Нехотя девушка перебралась в кресло, устало откинулась на мягкую спинку и принялась смотреть в потолок, борясь с одолевающей сонливостью.
— Шемс? Это правда ты, а не какой-то странный предсмертный глюк? — Тиббот открыл глаза и попробовал было приподняться, но со стоном рухнул обратно.
— Эй! Ты что такое говоришь? — Шемс стрелой метнулась снова к постели. — Конечно это я, кто же ещё. А ты лежи, лежи, рано тебе ещё вставать.
— Вот это похоже на правду, — Тиббот слабо кивнул и обвёл мутными глазами комнату. — Честно говоря не верится, что я выбрался живым из той передряги. Думал эти твари выпотрошили меня ещё в небе, до того, как швырнули вниз… Веришь, Шемс, в моём боку торчал острый сук… кажется, я напоролся на поваленное дерево, когда катился по склону. Помню, что пытался вытащить его и не смог…
— Не нужно сейчас думать о плохом. Ты согрелся? Хочешь, принесу ещё одеяло?
Тёплый голос Шемс мастерски возвращал его их тревожной паутины мыслей.
— Не нужно, малыш. Ей-богу — всё отлично. У тебя прекрасная постель, теперь я уверен, что это самое уютное место во вселенной. Век бы так лежал себе и тобой любовался. А что произошло там… очевидно оно стоило того, чтобы теперь просто наслаждаться твоим безраздельным вниманием. Ну и немножко почувствовать себя богом — Прометеем.
— Ты явно идёшь на поправку, — личико Шемс порозовело от смущения. — Вот увидишь, мы будем заботиться о тебе не хуже всяких там докторов, только давай без дурацких шуточек. И… и прости меня, Тиббот.
— Нет тут твоей вины. Это наша жизнь, она всегда такая. А вот моему эгоизму похоже не существует предела, раз он заставляет меня радоваться тому, что ты стала частью всего этого.
Лёгкий стук в дверь в миг разрушил приватную атмосферу.
— Это должно быть Лльюэллин, — Шемс с сожалением выпустила ладонь Тиббота и покинула спальню, чтобы встретить его брата.

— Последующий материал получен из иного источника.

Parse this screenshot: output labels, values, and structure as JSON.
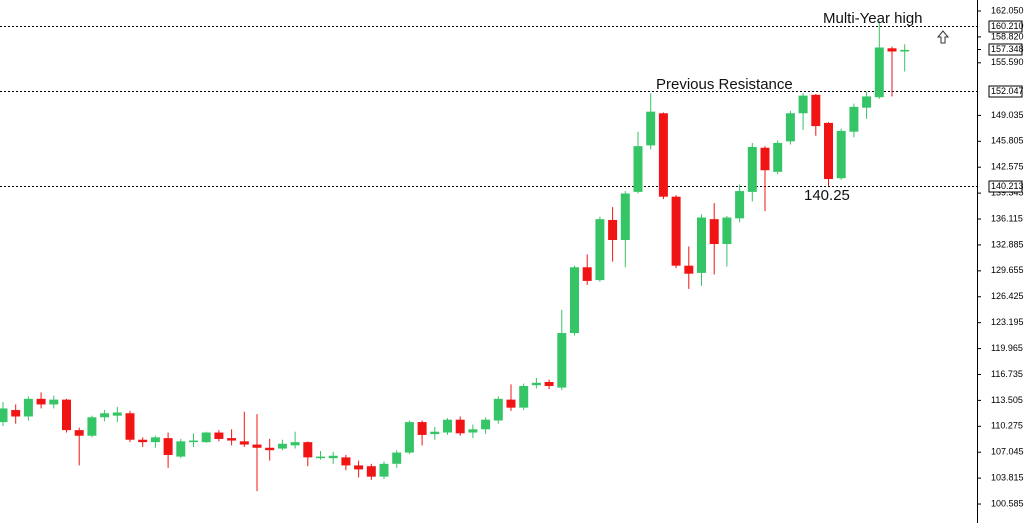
{
  "chart_data": {
    "type": "candlestick",
    "open": [
      110.8,
      112.3,
      111.5,
      113.7,
      113.0,
      113.6,
      109.8,
      109.1,
      111.4,
      111.6,
      111.9,
      108.6,
      108.3,
      108.8,
      106.5,
      108.3,
      108.3,
      109.5,
      108.8,
      108.4,
      108.0,
      107.6,
      107.5,
      107.9,
      108.3,
      106.3,
      106.3,
      106.4,
      105.4,
      105.3,
      104.0,
      105.6,
      107.0,
      110.8,
      109.3,
      109.5,
      111.1,
      109.5,
      109.9,
      111.0,
      113.6,
      112.6,
      115.4,
      115.8,
      115.1,
      121.9,
      130.1,
      128.5,
      136.0,
      133.5,
      139.5,
      145.3,
      149.3,
      138.9,
      130.3,
      129.4,
      136.1,
      133.0,
      136.2,
      139.5,
      145.0,
      142.0,
      145.8,
      149.3,
      151.6,
      148.1,
      141.2,
      147.0,
      150.0,
      151.3,
      157.4,
      157.0
    ],
    "high": [
      113.3,
      113.0,
      114.0,
      114.5,
      114.1,
      113.7,
      110.1,
      111.6,
      112.3,
      112.7,
      112.2,
      108.9,
      109.1,
      109.5,
      108.7,
      109.4,
      109.6,
      109.8,
      109.9,
      112.1,
      111.8,
      108.7,
      108.6,
      109.6,
      108.4,
      107.2,
      107.1,
      106.7,
      106.0,
      105.6,
      105.9,
      107.3,
      111.0,
      111.0,
      110.2,
      111.3,
      111.5,
      110.5,
      111.4,
      114.0,
      115.5,
      115.6,
      116.3,
      116.1,
      124.8,
      130.3,
      131.7,
      136.4,
      137.6,
      139.6,
      147.0,
      151.8,
      149.4,
      139.1,
      132.7,
      136.7,
      138.1,
      136.5,
      140.4,
      145.6,
      145.2,
      145.9,
      149.6,
      151.8,
      151.7,
      148.2,
      147.4,
      150.5,
      152.0,
      160.8,
      157.6,
      157.9
    ],
    "low": [
      110.3,
      110.6,
      111.0,
      112.5,
      112.5,
      109.5,
      105.4,
      108.9,
      110.9,
      110.8,
      108.3,
      107.7,
      107.6,
      105.1,
      106.3,
      107.7,
      108.2,
      108.4,
      107.9,
      107.7,
      102.2,
      106.0,
      107.3,
      107.5,
      105.3,
      106.1,
      105.6,
      104.8,
      103.9,
      103.6,
      103.7,
      105.1,
      106.8,
      107.9,
      108.6,
      109.2,
      109.1,
      108.8,
      109.3,
      110.6,
      112.2,
      112.3,
      115.0,
      114.9,
      114.8,
      121.6,
      127.9,
      128.3,
      130.8,
      130.1,
      139.3,
      144.8,
      138.6,
      130.0,
      127.4,
      127.8,
      129.2,
      130.2,
      135.7,
      138.3,
      137.1,
      141.7,
      145.4,
      147.2,
      146.5,
      140.25,
      141.0,
      146.3,
      148.6,
      151.1,
      151.4,
      154.5
    ],
    "close": [
      112.5,
      111.5,
      113.7,
      113.0,
      113.6,
      109.8,
      109.1,
      111.4,
      111.9,
      112.0,
      108.6,
      108.3,
      108.9,
      106.7,
      108.4,
      108.5,
      109.5,
      108.7,
      108.5,
      108.0,
      107.6,
      107.3,
      108.1,
      108.3,
      106.4,
      106.5,
      106.6,
      105.4,
      104.9,
      104.0,
      105.6,
      107.0,
      110.8,
      109.2,
      109.6,
      111.1,
      109.4,
      109.9,
      111.1,
      113.7,
      112.6,
      115.3,
      115.7,
      115.3,
      121.9,
      130.1,
      128.4,
      136.1,
      133.5,
      139.3,
      145.2,
      149.5,
      138.9,
      130.3,
      129.3,
      136.3,
      133.0,
      136.3,
      139.6,
      145.1,
      142.2,
      145.6,
      149.3,
      151.5,
      147.7,
      141.1,
      147.1,
      150.1,
      151.4,
      157.5,
      157.0,
      157.2
    ],
    "up_color": "#36c566",
    "down_color": "#f01414",
    "ylim": [
      98.22,
      163.42
    ],
    "yticks": [
      {
        "value": 162.05,
        "label": "162.050"
      },
      {
        "value": 158.82,
        "label": "158.820"
      },
      {
        "value": 155.59,
        "label": "155.590"
      },
      {
        "value": 149.035,
        "label": "149.035"
      },
      {
        "value": 145.805,
        "label": "145.805"
      },
      {
        "value": 142.575,
        "label": "142.575"
      },
      {
        "value": 139.345,
        "label": "139.345"
      },
      {
        "value": 136.115,
        "label": "136.115"
      },
      {
        "value": 132.885,
        "label": "132.885"
      },
      {
        "value": 129.655,
        "label": "129.655"
      },
      {
        "value": 126.425,
        "label": "126.425"
      },
      {
        "value": 123.195,
        "label": "123.195"
      },
      {
        "value": 119.965,
        "label": "119.965"
      },
      {
        "value": 116.735,
        "label": "116.735"
      },
      {
        "value": 113.505,
        "label": "113.505"
      },
      {
        "value": 110.275,
        "label": "110.275"
      },
      {
        "value": 107.045,
        "label": "107.045"
      },
      {
        "value": 103.815,
        "label": "103.815"
      },
      {
        "value": 100.585,
        "label": "100.585"
      }
    ],
    "levels": [
      {
        "value": 160.21,
        "label": "160.210"
      },
      {
        "value": 152.047,
        "label": "152.047"
      },
      {
        "value": 140.213,
        "label": "140.213"
      }
    ],
    "current_price": {
      "value": 157.348,
      "label": "157.348"
    },
    "annotations": [
      "Multi-Year high",
      "Previous Resistance",
      "140.25"
    ]
  }
}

Она не ошиблась. На пороге действительно оказался он. Шемс собиралась спросить, как прошла встреча с Сатис, но не смогла этого сделать. До сих пор так ни разу лично и не встретив Властвующую во плоти, она научилась воспринимать ту, ну почти, как некую абстрактную фигуру — вроде бы и существует где-то поблизости, а вроде и нет. И тут вот, казалось бы, простой вопрос, а грозил сделать бесплодный зловещий образ куда более реальным.
Впрочем, судя по решительному выражению лица, Лльюэллину было не до Шемс с её сумбурных размышлений.
— Мне бы хотелось побыть с братом наедине.
— Да, конечно, — не сказать, чтобы Шемс сильно обиделась на то что её так нелюбезно выдворяют из собственных покоев, но всё же ощутила небольшой укол своему тщеславию. — Схожу проверю, как там Евгения и Даррель, — сказала она в пустоту, потому что Лльюэллин уже скрылся в спальной, плотно закрыв за собой дверь.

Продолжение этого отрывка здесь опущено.